The principle of the ‘lesser evil’ - the pursuit of otherwise unacceptable actions in the hope of averting greater wrongs has its origin in the classical philosophy of ethics and in early Christian theology. In the latter the problem was articulated through the concept of the ‘tolerated sin’. But the question still casts a long shadow on the present. In fact, in our present political culture, the term is so deeply naturalized and is invoked in such a staggeringly diverse set of contexts - from individual situational ethics and international relations, through to attempts to govern the economics of violence in the context of the ‘war on terror’ and to the attempts of human-right and humanitarian activists to steer their way through the paradoxes of aid  - that it seems to have altogether replaced the position previously reserved for the term ‘good’.
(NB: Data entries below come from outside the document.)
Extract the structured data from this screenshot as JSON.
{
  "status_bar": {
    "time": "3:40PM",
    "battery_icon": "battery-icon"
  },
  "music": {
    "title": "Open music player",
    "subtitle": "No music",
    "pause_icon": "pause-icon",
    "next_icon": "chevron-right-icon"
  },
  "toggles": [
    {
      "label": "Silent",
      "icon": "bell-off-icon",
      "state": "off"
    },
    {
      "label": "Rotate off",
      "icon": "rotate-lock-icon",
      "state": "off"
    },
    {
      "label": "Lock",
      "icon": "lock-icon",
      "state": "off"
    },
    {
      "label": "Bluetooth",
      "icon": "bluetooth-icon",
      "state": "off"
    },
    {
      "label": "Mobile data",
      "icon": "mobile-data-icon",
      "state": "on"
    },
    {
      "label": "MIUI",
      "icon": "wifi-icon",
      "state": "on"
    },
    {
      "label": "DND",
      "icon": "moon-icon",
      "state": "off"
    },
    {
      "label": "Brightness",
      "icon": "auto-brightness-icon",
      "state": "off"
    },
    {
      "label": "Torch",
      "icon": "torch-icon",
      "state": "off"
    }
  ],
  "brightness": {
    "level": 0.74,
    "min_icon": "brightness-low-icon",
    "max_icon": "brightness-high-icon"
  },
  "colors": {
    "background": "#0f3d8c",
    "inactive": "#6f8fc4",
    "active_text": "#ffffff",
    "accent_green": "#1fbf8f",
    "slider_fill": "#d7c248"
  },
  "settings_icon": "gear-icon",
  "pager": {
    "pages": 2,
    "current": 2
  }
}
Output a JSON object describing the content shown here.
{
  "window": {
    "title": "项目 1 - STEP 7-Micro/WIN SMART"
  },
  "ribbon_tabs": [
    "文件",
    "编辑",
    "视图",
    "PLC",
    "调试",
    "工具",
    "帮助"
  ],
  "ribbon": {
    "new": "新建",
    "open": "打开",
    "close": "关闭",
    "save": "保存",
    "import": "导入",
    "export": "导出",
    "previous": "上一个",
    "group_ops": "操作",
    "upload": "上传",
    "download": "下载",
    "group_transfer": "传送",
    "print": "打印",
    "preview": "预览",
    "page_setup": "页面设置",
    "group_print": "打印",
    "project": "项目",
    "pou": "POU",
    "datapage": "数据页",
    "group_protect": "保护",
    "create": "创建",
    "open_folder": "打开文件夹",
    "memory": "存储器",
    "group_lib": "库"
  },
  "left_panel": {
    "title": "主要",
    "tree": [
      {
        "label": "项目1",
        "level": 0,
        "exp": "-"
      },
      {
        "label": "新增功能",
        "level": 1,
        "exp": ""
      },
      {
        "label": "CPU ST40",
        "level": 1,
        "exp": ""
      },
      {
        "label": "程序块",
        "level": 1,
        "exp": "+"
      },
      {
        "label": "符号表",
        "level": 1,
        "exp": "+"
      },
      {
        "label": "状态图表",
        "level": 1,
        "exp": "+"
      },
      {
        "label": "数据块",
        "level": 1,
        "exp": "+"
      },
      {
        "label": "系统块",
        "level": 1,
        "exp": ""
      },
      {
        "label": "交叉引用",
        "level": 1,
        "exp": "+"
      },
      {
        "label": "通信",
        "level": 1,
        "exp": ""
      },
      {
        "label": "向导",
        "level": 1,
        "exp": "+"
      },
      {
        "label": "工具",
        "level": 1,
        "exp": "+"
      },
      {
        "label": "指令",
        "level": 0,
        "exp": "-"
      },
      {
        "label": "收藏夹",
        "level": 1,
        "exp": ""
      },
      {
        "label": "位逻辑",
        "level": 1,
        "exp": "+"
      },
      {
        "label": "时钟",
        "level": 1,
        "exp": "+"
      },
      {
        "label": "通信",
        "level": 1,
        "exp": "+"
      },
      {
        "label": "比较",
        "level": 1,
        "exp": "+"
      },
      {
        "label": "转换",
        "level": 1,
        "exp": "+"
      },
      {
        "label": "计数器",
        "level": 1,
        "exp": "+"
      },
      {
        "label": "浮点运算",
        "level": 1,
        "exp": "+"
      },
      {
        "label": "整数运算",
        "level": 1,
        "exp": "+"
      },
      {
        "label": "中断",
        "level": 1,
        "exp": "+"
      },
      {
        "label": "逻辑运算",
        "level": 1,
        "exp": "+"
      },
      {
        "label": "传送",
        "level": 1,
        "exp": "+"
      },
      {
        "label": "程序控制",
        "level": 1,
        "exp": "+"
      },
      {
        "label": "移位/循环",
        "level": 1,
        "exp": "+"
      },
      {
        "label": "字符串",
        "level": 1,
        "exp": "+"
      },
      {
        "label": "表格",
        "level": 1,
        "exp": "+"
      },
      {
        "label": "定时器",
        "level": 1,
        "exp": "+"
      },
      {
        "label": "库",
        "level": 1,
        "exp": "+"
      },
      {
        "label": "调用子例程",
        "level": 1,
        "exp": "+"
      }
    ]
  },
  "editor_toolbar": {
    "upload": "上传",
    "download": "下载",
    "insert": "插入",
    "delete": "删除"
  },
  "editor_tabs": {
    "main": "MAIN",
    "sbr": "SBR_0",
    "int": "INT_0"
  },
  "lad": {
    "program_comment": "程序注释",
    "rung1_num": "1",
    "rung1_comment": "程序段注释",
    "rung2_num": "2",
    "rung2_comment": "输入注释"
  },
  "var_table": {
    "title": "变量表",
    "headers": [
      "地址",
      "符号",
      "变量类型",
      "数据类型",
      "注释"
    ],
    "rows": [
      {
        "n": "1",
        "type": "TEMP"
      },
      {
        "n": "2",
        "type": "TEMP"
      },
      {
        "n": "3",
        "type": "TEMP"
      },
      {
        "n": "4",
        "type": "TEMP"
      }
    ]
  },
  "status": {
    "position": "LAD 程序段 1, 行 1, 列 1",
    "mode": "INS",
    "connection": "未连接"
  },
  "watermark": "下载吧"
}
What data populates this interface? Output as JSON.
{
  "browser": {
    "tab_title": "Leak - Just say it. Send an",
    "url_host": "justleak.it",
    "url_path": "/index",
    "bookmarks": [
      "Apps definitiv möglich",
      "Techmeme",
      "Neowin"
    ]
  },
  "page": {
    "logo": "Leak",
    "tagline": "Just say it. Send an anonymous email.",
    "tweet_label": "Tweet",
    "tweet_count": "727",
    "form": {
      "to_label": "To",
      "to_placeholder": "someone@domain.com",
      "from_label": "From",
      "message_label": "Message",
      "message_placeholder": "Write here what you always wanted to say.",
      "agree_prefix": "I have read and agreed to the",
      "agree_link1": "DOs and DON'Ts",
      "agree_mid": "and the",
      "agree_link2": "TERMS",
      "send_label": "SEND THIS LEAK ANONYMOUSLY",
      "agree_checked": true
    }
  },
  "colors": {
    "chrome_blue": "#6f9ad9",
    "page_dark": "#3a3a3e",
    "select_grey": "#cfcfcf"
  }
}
Specifically, the lesser evil has been most often invoked in relation to the intersection of two spheres of action, military and humanitarian, and used to define a distinct set of legal processes in the calculation, regulation and moderation of the affects of contemporary instruments of control. These include the bombings of targeted assassinations (that strike the “terrorists” and spare the civilians); the management of humanitarian zones carved out of war border crossings; and the provision of aid. It is through the lesser evil that societies regarding their regime as democratic can maintain their occupation of other countries. This occurs in Palestine, of course – this is the centre of my research and political engagement – but also across the expanding frontiers of the west’s ‘war on terror’.